AMD & Intel are the two main companies for producing CPUs. AMD processors use the Pin Grid Array (PGA) form factor where the contact pins that insert into the socket are mounted to the CPU itself. Intel processors use the Lang Grid Array (LGA) form factor where the pins that connect to the CPU to the motherboard are mounted on the motherboard’s socket. Due to how the CPUs physically attach and how they work internally means that the two brands are not compatible with one another. Independent manufacturers of motherboards, such as ASUS and ASRock, make several different boards that support CPUs from both companies.
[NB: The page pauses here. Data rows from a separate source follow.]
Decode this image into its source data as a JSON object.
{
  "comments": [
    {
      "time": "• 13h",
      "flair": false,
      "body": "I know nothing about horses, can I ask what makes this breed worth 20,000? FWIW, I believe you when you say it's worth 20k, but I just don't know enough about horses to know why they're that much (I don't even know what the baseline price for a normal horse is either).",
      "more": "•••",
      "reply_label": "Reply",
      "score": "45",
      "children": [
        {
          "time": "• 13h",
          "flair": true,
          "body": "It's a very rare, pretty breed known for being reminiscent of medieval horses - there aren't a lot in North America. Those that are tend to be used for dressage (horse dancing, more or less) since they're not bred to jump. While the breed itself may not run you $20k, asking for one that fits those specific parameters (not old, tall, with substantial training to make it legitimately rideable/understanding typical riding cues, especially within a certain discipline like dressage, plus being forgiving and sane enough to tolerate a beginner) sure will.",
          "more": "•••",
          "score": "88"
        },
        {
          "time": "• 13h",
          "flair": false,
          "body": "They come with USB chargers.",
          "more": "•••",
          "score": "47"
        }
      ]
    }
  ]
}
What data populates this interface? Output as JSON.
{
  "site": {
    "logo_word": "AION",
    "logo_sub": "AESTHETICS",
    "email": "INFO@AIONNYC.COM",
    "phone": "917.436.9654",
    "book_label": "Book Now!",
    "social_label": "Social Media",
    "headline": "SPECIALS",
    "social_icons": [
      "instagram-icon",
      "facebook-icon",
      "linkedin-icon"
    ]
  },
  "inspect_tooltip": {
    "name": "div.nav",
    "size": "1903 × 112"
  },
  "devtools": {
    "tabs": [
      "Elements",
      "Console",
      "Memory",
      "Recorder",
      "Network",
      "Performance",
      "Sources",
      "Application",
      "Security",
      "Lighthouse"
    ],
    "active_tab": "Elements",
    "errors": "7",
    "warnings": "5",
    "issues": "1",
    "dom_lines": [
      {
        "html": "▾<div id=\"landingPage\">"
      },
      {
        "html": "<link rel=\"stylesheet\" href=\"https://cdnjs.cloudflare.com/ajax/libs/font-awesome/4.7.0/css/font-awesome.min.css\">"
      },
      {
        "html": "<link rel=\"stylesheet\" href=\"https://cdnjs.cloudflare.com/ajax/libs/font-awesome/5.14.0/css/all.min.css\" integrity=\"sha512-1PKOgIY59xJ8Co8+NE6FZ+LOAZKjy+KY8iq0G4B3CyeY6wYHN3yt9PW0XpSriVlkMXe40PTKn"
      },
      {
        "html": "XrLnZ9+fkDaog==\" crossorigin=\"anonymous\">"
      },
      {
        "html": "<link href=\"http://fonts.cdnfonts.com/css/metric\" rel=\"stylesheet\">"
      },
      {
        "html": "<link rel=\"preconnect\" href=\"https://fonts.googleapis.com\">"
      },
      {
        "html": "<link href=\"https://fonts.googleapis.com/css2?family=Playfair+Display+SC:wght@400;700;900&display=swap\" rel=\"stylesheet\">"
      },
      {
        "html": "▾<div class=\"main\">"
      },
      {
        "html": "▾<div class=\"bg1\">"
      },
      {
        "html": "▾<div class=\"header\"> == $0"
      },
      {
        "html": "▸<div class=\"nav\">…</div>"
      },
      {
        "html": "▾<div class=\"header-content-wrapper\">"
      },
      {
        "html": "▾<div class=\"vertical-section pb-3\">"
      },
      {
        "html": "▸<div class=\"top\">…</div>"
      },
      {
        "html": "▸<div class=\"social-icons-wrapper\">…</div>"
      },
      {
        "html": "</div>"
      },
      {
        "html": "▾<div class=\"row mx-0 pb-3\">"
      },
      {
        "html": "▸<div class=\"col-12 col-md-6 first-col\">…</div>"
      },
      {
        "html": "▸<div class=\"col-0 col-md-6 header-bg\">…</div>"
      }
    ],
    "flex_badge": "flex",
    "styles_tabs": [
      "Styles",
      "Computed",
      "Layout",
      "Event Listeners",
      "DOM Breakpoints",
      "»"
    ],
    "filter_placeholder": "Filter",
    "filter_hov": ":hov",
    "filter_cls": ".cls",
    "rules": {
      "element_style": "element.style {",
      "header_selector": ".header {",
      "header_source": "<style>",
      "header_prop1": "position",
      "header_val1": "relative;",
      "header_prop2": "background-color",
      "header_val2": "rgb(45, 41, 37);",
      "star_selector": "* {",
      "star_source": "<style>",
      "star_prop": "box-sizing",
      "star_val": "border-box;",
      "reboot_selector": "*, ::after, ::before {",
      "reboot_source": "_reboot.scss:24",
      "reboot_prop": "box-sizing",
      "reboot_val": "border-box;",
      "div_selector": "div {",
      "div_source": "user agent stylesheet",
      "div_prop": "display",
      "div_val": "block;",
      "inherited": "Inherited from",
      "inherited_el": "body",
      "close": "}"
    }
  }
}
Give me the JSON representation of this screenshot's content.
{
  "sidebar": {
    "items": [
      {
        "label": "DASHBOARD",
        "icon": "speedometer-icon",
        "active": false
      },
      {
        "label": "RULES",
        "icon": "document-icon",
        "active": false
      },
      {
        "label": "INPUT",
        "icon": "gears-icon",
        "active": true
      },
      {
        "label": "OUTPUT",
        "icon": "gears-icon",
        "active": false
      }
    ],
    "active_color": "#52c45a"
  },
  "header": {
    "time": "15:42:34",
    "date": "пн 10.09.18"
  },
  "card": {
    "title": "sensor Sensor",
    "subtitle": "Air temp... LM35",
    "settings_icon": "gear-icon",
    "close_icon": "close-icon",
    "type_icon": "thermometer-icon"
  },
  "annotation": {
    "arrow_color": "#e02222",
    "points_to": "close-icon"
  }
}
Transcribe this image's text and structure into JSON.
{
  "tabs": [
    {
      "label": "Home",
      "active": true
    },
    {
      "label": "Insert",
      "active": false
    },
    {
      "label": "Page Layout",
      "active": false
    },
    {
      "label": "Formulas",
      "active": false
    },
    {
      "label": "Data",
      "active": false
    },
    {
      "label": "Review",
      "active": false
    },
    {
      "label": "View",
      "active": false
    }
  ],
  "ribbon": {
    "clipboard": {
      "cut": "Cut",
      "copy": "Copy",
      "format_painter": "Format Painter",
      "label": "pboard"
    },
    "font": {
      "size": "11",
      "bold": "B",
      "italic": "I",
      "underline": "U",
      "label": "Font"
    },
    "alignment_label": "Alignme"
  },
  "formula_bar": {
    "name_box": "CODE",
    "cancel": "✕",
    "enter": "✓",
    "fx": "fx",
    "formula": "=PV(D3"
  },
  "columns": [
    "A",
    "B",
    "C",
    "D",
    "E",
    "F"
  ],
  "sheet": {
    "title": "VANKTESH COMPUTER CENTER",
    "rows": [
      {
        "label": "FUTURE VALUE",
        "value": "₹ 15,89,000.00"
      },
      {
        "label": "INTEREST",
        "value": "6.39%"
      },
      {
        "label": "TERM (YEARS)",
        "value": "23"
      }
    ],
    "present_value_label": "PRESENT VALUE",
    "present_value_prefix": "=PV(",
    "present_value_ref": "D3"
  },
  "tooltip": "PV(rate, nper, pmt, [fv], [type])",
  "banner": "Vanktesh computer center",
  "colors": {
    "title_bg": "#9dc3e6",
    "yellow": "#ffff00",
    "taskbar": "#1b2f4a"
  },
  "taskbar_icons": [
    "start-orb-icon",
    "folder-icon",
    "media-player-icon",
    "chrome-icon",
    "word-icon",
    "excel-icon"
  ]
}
Computer cooling is required to remove the waste heat produced by computer components, to keep components within permissible operating temperature limits. Components that are susceptible to temporary malfunction or permanent failure if overheated include integrated circuits such as CPUs, chipsets, graphics cards, and hard disk drives. The basic requirements for proper CPU cooling include the use of an appropriate active heat sink (which includes a fan) and the application of an appropriate thermal material (grease, paste, or a pre-applied thermal or phase-change compound). Advanced systems sometimes use liquid cooling instead.
Fan & Heat Sink
A heat sink is a finned metal device that radiates heat away from the processor.
Thermal Paste
Before installing a heat sink bundled with a processor, remove the protective cover over the pre-applied thermal material (also known as phase-change material) on the heat sink. When the heat sink is installed on the processor, this material helps ensure good contact between the CPU and the heat sink to maximize heat transfer away from the CPU.
Liquid-Based Cooling
Liquid cooling systems involve attaching a liquid cooling unit instead of an active heat sink to the processor and other supported components. A pump moves the liquid (which might be water or a special solution, depending on the cooling system) through the computer to a heat exchanger, which uses a fan to cool the warm liquid before it is sent back to the processor. Liquid cooling systems are designed primarily for high-performance systems, especially overclocked systems.
An expansion card is an electronic card/board that is used to add extra functionality to a computer. It is inserted into an expansion slot on the motherboard of a computer. Expansion cards contain edge connectors that are used to create an electronic link between the motherboard and card, thus enabling these two to communicate.
Video Cards
A video card (graphic card) is an expansion card which generates a feed of output images to a display device (such as a computer monitor). Most video cards are not limited to simple display output. Their integrated graphics processor can perform additional processing, removing this task from the central processor of the computer. Video cards can come as onboard or as add-on cards.
Sound Cards
A sound card is an expansion card for an integrated circuit for producing sound on a computer that can be heard through speakers or headphones. Although the computer doesn’t need a sound card, it’s included on every machine as either in an expansion slot or built into the motherboard (onboard).
Network Interface Card (NIC)
A NIC is a computer hardware component that connects a computer to a computer network using an Ethernet cable with an RJ-45 connector.
USB Expansion Cards
USB expansion cards provide more USB ports to support additional connections.
eSATA Card
eSATA expansion cards provide more eSATA ports to support additional connections to devices utilizing eSATA connectors. eSATA is not as common as SATA, but eSATA has been widely used by high-performance Windows and Linux-based desktop computers for external hard drives.